Robert H. Dennard, the engineer who invented the silicon memory technology that plays an essential role in every smartphone, laptop, and tablet computer, died on April 23 in Sleepy Hollow, New York. He was 91 years old.
At the hospital, his daughter Holly Dennard said the cause of death was a bacterial infection.
Dennard's pioneering work began at IBM in the 1960s. At the time, computersThe equipment for holding and storing data was expensive, huge, often room-sized machines, and slow. He was researching the emerging field of microelectronics, which uses silicon-based transistors to store digital bits of information.
In 1966, Dennard invented a way to store one digital bit in one transistor. This technology, called dynamic random access memory (DRAM), stores information as a charge that slowly dissipates over time and must be refreshed periodically.
His discoveries opened the door to previously unimaginable increases in data capacity through lower costs and higher speeds using tiny silicon chips.
Since then, DRAM has been the basis for steady advances over the decades. High-speed, high-capacity memory chips hold data and quickly transfer it to a computer's microprocessor, which converts the data into text, audio, and images. Streaming videos on YouTube, playing music on Spotify and Apple Music, and using AI chatbots like ChatGPT rely on them.
“DRAM made much of modern computing possible,” said John Hennessy, chairman of Alphabet, Google's parent company.
Dennard also developed a concept that serves as a roadmap for future advances in microelectronics. Debuting in his first paper in 1972 and further fleshed out two years later, he was able to shrink transistors to make them more powerful and more powerful, while the energy consumed by each transistor remained approximately constant. We explained the physics that make it possible to make it low cost.

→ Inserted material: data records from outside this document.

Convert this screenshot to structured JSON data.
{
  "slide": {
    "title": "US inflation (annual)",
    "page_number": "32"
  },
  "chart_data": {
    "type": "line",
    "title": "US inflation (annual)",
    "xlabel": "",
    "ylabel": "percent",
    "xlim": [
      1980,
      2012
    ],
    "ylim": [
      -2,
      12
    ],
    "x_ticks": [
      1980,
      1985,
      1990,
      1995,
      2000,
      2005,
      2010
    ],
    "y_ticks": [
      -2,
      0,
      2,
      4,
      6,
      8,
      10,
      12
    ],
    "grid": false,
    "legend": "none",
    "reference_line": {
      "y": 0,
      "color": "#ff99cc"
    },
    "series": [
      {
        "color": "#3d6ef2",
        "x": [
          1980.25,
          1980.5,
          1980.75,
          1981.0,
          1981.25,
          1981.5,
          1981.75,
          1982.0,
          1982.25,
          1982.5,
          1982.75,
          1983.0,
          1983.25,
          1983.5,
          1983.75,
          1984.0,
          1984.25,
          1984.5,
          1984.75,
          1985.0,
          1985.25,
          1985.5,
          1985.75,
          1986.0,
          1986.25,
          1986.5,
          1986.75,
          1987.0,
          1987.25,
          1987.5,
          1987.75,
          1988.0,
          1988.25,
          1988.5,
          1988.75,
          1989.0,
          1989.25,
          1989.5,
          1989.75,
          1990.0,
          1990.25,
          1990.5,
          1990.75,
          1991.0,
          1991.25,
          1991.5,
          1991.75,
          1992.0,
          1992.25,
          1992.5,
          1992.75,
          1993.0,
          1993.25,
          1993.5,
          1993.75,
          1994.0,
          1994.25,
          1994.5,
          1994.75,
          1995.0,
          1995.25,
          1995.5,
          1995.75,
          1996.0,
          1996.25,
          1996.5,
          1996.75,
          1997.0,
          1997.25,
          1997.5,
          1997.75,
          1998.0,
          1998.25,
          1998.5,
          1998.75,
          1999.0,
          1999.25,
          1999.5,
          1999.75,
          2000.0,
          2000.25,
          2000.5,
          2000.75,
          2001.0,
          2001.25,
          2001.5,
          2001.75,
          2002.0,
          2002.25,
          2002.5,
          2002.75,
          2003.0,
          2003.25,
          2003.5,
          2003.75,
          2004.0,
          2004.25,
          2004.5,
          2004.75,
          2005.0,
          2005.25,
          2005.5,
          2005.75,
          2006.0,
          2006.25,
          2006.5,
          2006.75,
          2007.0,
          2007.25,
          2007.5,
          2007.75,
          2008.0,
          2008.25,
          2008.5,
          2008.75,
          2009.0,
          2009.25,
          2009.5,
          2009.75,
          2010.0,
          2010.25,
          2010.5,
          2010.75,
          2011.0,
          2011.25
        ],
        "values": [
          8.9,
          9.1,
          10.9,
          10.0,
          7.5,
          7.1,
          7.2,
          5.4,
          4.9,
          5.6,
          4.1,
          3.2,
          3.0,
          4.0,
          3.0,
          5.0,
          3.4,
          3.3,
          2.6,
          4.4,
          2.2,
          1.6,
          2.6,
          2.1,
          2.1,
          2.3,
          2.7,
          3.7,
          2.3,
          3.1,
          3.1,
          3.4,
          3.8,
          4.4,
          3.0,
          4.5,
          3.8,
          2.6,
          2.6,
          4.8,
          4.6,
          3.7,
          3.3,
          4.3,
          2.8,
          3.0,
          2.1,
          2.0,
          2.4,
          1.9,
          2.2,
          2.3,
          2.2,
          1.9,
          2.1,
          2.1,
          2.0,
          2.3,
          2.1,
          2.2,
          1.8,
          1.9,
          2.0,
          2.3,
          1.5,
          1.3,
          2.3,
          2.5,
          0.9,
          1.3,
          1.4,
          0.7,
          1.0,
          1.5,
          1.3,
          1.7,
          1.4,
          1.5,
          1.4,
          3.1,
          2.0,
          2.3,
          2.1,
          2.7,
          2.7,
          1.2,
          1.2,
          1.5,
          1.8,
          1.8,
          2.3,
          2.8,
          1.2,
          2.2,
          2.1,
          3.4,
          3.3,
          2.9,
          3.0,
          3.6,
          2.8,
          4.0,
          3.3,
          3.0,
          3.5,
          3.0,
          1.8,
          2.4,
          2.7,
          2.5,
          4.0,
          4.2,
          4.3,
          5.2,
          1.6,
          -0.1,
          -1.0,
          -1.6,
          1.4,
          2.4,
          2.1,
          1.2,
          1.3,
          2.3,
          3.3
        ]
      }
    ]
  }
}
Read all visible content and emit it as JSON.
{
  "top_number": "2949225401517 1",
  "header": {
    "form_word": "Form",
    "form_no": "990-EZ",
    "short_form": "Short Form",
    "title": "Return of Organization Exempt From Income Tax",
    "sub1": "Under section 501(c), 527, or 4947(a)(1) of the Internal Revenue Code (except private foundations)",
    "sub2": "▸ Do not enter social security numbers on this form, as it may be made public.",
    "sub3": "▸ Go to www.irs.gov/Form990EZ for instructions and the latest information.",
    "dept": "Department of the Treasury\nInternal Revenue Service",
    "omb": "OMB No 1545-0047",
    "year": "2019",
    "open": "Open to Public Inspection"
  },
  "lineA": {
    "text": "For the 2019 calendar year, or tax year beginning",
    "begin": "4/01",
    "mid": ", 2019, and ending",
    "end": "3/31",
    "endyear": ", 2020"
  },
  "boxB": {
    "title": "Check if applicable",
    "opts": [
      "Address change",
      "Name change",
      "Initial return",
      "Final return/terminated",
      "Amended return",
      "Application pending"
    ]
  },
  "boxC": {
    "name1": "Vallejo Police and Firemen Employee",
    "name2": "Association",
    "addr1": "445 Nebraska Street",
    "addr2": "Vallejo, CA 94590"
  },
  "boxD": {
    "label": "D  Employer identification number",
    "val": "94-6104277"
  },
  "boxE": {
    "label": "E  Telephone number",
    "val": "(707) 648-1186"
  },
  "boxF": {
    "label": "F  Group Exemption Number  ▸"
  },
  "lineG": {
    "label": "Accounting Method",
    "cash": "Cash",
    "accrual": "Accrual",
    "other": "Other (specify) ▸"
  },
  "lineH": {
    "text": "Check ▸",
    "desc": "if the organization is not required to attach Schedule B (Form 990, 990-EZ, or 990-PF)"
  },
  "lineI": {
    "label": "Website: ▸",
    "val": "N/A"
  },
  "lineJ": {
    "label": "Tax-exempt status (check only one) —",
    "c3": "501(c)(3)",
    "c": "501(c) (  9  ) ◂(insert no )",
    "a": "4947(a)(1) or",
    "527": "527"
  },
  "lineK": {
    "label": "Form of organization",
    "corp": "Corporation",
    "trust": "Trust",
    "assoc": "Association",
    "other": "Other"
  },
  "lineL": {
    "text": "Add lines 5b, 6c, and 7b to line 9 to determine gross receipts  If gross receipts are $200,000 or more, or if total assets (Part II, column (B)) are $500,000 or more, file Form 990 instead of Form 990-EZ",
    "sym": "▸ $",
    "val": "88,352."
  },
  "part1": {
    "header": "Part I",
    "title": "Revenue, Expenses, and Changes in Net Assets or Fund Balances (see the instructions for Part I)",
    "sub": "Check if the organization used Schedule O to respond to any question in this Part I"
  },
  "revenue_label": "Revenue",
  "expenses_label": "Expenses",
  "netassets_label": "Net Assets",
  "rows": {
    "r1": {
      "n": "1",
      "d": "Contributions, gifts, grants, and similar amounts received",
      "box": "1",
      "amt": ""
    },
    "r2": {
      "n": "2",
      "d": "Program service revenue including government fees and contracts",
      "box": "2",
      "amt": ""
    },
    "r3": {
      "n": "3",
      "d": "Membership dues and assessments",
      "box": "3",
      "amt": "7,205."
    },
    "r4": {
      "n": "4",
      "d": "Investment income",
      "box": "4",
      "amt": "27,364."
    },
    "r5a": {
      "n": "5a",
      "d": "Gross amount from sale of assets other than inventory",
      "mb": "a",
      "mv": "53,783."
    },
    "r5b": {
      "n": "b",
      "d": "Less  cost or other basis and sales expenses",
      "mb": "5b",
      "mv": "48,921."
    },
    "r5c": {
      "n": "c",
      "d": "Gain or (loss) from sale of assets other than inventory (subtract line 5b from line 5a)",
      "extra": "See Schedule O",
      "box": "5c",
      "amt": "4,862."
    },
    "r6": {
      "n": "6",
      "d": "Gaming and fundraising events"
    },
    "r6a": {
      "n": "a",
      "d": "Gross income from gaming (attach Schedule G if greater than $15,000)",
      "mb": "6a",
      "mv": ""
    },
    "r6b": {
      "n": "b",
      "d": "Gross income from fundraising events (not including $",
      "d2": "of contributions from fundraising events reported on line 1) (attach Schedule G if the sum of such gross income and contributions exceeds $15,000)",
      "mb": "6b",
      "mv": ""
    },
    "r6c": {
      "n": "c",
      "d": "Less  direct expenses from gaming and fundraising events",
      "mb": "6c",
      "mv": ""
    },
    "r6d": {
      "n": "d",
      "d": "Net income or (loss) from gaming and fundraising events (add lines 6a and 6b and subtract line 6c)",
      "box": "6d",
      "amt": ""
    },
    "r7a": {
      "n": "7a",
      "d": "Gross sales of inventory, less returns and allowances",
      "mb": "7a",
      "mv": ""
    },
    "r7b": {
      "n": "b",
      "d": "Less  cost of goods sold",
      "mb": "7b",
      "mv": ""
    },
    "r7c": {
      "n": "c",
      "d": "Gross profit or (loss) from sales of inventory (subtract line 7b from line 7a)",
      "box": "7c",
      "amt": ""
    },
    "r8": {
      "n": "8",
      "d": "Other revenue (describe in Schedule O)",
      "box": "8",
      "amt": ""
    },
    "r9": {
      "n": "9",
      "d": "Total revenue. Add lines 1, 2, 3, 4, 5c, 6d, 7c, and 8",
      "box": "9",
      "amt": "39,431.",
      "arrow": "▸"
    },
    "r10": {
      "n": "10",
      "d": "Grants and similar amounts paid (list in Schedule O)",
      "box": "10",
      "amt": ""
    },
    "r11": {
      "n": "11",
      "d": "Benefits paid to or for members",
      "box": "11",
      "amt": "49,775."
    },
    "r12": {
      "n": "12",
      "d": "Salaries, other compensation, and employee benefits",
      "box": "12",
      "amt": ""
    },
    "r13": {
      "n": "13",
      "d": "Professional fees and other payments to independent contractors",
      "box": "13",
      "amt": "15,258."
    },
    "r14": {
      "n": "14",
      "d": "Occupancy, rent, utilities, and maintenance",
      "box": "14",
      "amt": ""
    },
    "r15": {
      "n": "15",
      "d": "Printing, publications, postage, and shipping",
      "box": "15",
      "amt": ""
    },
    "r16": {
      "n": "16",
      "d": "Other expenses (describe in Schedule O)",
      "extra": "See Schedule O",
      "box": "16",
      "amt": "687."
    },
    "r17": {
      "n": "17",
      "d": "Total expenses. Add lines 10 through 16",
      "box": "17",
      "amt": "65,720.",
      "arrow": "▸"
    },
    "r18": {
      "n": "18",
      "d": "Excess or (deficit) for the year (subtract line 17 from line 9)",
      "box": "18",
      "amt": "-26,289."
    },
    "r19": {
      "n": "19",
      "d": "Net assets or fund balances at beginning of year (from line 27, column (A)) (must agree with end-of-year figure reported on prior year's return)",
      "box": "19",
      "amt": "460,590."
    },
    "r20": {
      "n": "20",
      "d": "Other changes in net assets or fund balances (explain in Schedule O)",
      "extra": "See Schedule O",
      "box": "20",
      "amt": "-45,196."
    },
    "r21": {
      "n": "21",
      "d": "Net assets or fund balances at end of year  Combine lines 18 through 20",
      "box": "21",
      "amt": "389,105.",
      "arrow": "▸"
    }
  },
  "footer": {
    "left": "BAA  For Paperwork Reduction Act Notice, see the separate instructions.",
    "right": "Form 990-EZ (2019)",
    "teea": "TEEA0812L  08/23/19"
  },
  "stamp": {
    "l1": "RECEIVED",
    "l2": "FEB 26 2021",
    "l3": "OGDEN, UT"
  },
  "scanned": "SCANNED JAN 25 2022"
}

This principle, known as Dennard scaling, complemented a prediction made in 1965 by Gordon Moore, who later co-founded Intel. Moore argued that the number of transistors that can be packed onto a silicon chip could double approximately every two years, a trajectory that would accelerate computing power and speed. His prediction became known as Moore's Law.
While Moore's Law was about the density of transistors on a chip, Dennard scaling was primarily about power consumption, which reached its limit by 2005. Transistors became so small that electrons began to leak, causing the chips to heat up and consume more energy.
But Dennard's approach to identifying technology challenges had a lasting impact on chip development, researchers say.
“Everyone in the semiconductor industry studied his principles to get to where they are today,” said Dennard, CEO of leading chipmaker Advanced Micro Devices and a former colleague of Dennard's at IBM. said Lisa Su.
Robert Dennard was born on September 5, 1932 in Terrell, Texas, the youngest of four children. His father, Buford Dennard, was a dairy farmer, and his mother, Loma Dennard, was a housewife and also worked in the school cafeteria.
When Robert was young, the family moved east and began his education in a one-room schoolhouse near Carthage, Texas. The family later moved to Irving, then a small town, when his father took a job at a fertilizer company there.
Growing up, Robert developed an interest in art by reading the stories of H.G. Wells and the poetry of Ogden Nash, which his eldest sister Evangeline left behind when she left Texas to become an Army nurse during World War II. I deepened my understanding. In an oral history interview he gave at the Computer History Museum in 2009, he recalled listening to Sigmund's Romberg Operetta album many times. “She left me with something very good to start some kind of intellectual career,” he said of her sister.
In high school, he was particularly good at math and English, and was planning to attend a nearby junior college. However, his aptitude for music opened up another path. He played his E-flat bass in his high school band, and when Southern Methodist University's band director visited, he offered Robert a scholarship.
“That was my opportunity,” Dennard recalls.
Music was his introduction, but he went on to earn bachelor's and master's degrees in electrical engineering. He later received his Ph.D. He graduated from Carnegie Institute of Technology (now Carnegie Mellon University).
In 1958, Mr. Dennard was hired by IBM and spent his entire career there until retiring in 2014.
He was married three times. He and his second wife, Mary Dolores (Makiewicz) Dennard, divorced in 1984, and he married Frances Jane Bridges in 1995.
In addition to his daughter and wife, Mr. Dennard is survived by another daughter, Amy Dennard, and four grandchildren. His son, Robert H. Dennard Jr., died in 1998.
Dennard has earned 75 patents during his career and has several scientific credits, including the National Medal of Technology from President Ronald Reagan in 1988 and the Kyoto Prize for Advanced Technology from Japan's Inamori Foundation in 2019. I won an award.
Asked in a 2009 interview what advice he would give to young people interested in science and technology, Dennard cited his “very humble upbringing” and said, “Anyone can be a part of this.” Stated.
“There's an opportunity there,” he said. “These things don't happen on their own. It takes real people to make these breakthroughs.”